John Hope

Personal information
- Full name: John William March Hope
- Date of birth: 30 March 1949
- Place of birth: Shildon, England
- Date of death: 18 July 2016 (aged 67)
- Position: Goalkeeper

Youth career
- –: Darlington

Senior career*
- Years: Team / Apps / (Gls)
- 1967–1969: Darlington / 14 / (0)
- 1969–1971: Newcastle United / 1 / (0)
- 1971–1975: Sheffield United / 63 / (0)
- 1975–1976: Hartlepool United / 23 / (0)
- 1976–19??: Whitby Town

= John Hope (footballer) =

English footballer

John William March Hope (30 March 1949 – 18 July 2016) was an English footballer who made 101 appearances in the Football League playing as a goalkeeper for Darlington, Newcastle United, Sheffield United and Hartlepool United. He also played non-league football for Whitby Town.

==Life and career==
Hope was born in Shildon, County Durham. After leaving school, he worked for six months as a welder before beginning his football career as an apprentice with Fourth Division club Darlington. After 14 league matches, Hope joined First Division club Newcastle United in March 1969 for an £8,000 fee. Because of the form and fitness of Iam McFaul, Hope made only one appearance in a little under two years with the club. With McFaul on international duty, Hope kept goal in a 1–0 defeat away to Manchester City on 5 May 1969. As an unused substitute, he was part of the Newcastle squad that won the 1968–69 Fairs Cup. Hope did come close to a second appearance, in January 1970 when McFaul was unwell before a Fairs Cup fixture, but the latter recovered in time to play.

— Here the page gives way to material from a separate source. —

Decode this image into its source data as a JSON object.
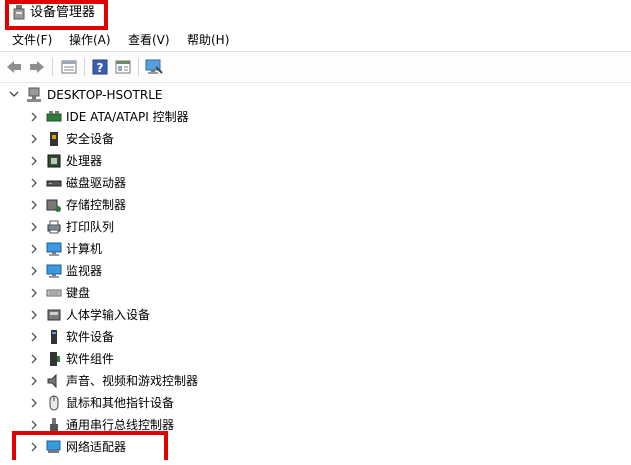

In January 1971, Sheffield United exchanged striker John Tudor for Hope and forward David Ford. Hope went straight into the starting eleven, replacing former England international goalkeeper Alan Hodgkinson. Of his home debut, in a 2–1 defeat of Luton Town on 6 February, the Guardians correspondent wrote that he made some fine saves but "had a lot on his plate following the popular and long-serving Hodgkinson". He kept his place as Sheffield United went on to clinch promotion to the First Division at the end of the season, with a run of results that included seven consecutive clean sheets, a club record that stood until beaten by Mark Howard more than 40 years later. According to teammate Tony Currie, Hope "was a top line player who, like everyone else made a couple of mistakes, but because of his position they were highlighted more than the rest of us. John, though, had the heart of a lion. He was one of the bravest I've ever seen."

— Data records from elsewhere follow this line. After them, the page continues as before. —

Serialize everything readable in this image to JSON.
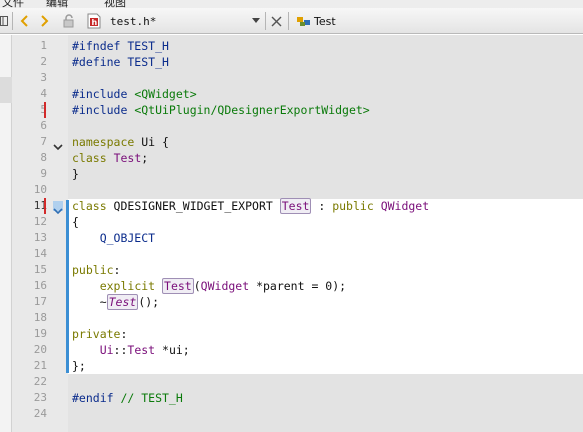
{
  "menu": {
    "items": [
      "文件",
      "编辑",
      "视图"
    ]
  },
  "tab": {
    "filename": "test.h*"
  },
  "class_selector": {
    "label": "Test"
  },
  "editor": {
    "lines": [
      {
        "n": "1",
        "segments": [
          {
            "t": "#ifndef TEST_H",
            "c": "pp"
          }
        ]
      },
      {
        "n": "2",
        "segments": [
          {
            "t": "#define TEST_H",
            "c": "pp"
          }
        ]
      },
      {
        "n": "3",
        "segments": []
      },
      {
        "n": "4",
        "segments": [
          {
            "t": "#include ",
            "c": "pp"
          },
          {
            "t": "<QWidget>",
            "c": "str"
          }
        ]
      },
      {
        "n": "5",
        "segments": [
          {
            "t": "#include ",
            "c": "pp"
          },
          {
            "t": "<QtUiPlugin/QDesignerExportWidget>",
            "c": "str"
          }
        ]
      },
      {
        "n": "6",
        "segments": []
      },
      {
        "n": "7",
        "segments": [
          {
            "t": "namespace",
            "c": "kw"
          },
          {
            "t": " Ui {",
            "c": ""
          }
        ]
      },
      {
        "n": "8",
        "segments": [
          {
            "t": "class",
            "c": "kw"
          },
          {
            "t": " ",
            "c": ""
          },
          {
            "t": "Test",
            "c": "typ"
          },
          {
            "t": ";",
            "c": ""
          }
        ]
      },
      {
        "n": "9",
        "segments": [
          {
            "t": "}",
            "c": ""
          }
        ]
      },
      {
        "n": "10",
        "segments": []
      },
      {
        "n": "11",
        "segments": [
          {
            "t": "class",
            "c": "kw"
          },
          {
            "t": " QDESIGNER_WIDGET_EXPORT ",
            "c": ""
          },
          {
            "t": "Test",
            "c": "typ hl"
          },
          {
            "t": " : ",
            "c": ""
          },
          {
            "t": "public",
            "c": "kw"
          },
          {
            "t": " ",
            "c": ""
          },
          {
            "t": "QWidget",
            "c": "typ"
          }
        ]
      },
      {
        "n": "12",
        "segments": [
          {
            "t": "{",
            "c": ""
          }
        ]
      },
      {
        "n": "13",
        "segments": [
          {
            "t": "    Q_OBJECT",
            "c": "mac"
          }
        ]
      },
      {
        "n": "14",
        "segments": []
      },
      {
        "n": "15",
        "segments": [
          {
            "t": "public",
            "c": "kw"
          },
          {
            "t": ":",
            "c": ""
          }
        ]
      },
      {
        "n": "16",
        "segments": [
          {
            "t": "    ",
            "c": ""
          },
          {
            "t": "explicit",
            "c": "kw"
          },
          {
            "t": " ",
            "c": ""
          },
          {
            "t": "Test",
            "c": "typ hl"
          },
          {
            "t": "(",
            "c": ""
          },
          {
            "t": "QWidget",
            "c": "typ"
          },
          {
            "t": " *parent = 0);",
            "c": ""
          }
        ]
      },
      {
        "n": "17",
        "segments": [
          {
            "t": "    ~",
            "c": ""
          },
          {
            "t": "Test",
            "c": "typ hl ital"
          },
          {
            "t": "();",
            "c": ""
          }
        ]
      },
      {
        "n": "18",
        "segments": []
      },
      {
        "n": "19",
        "segments": [
          {
            "t": "private",
            "c": "kw"
          },
          {
            "t": ":",
            "c": ""
          }
        ]
      },
      {
        "n": "20",
        "segments": [
          {
            "t": "    Ui",
            "c": "typ"
          },
          {
            "t": "::",
            "c": ""
          },
          {
            "t": "Test",
            "c": "typ"
          },
          {
            "t": " *ui;",
            "c": ""
          }
        ]
      },
      {
        "n": "21",
        "segments": [
          {
            "t": "};",
            "c": ""
          }
        ]
      },
      {
        "n": "22",
        "segments": []
      },
      {
        "n": "23",
        "segments": [
          {
            "t": "#endif",
            "c": "pp"
          },
          {
            "t": " // TEST_H",
            "c": "cmt"
          }
        ]
      },
      {
        "n": "24",
        "segments": []
      }
    ],
    "current_line": "11",
    "fold_markers": [
      "7",
      "11"
    ],
    "changed_lines": [
      "5",
      "11"
    ]
  }
}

After Peter Shilton injured a finger, Hope received a late call-up to the England under-23 squad for a January 1972 fixture against Wales, but Phil Parkes, originally selected as substitute for Shilton, played in the match. Despite a poor performance in a 5–0 home defeat by Arsenal at the end of the month, coinciding with unfounded rumours about his lifestyle, Hope was in Sheffield United's team for the next League match, a 3–3 draw with Manchester City, and received a second call-up to the U23 squad, again as understudy to Parkes with Shilton injured. He kept the starting place for most of that season, but played relatively little thereafter. In January 1975, the Daily Mirror reported that Hope had been available on a free transfer for three months, no offers had come in for him, and although he would be willing to play part-time in order to remain in football, he was intending to give up the game and resume working as a welder. He spent the 1975–76 season with Hartlepool United in the Fourth Division, and then moved into non-league football with Whitby Town.

Hope had two sons who became professional footballers, both of whom played as defenders. Chris made more than 500 Football League appearances for Scunthorpe United and Gillingham, and Richard made more than 350, of which 135 were for Northampton Town and the remainder split between six other clubs. In middle age, Hope was diagnosed with Parkinson's disease.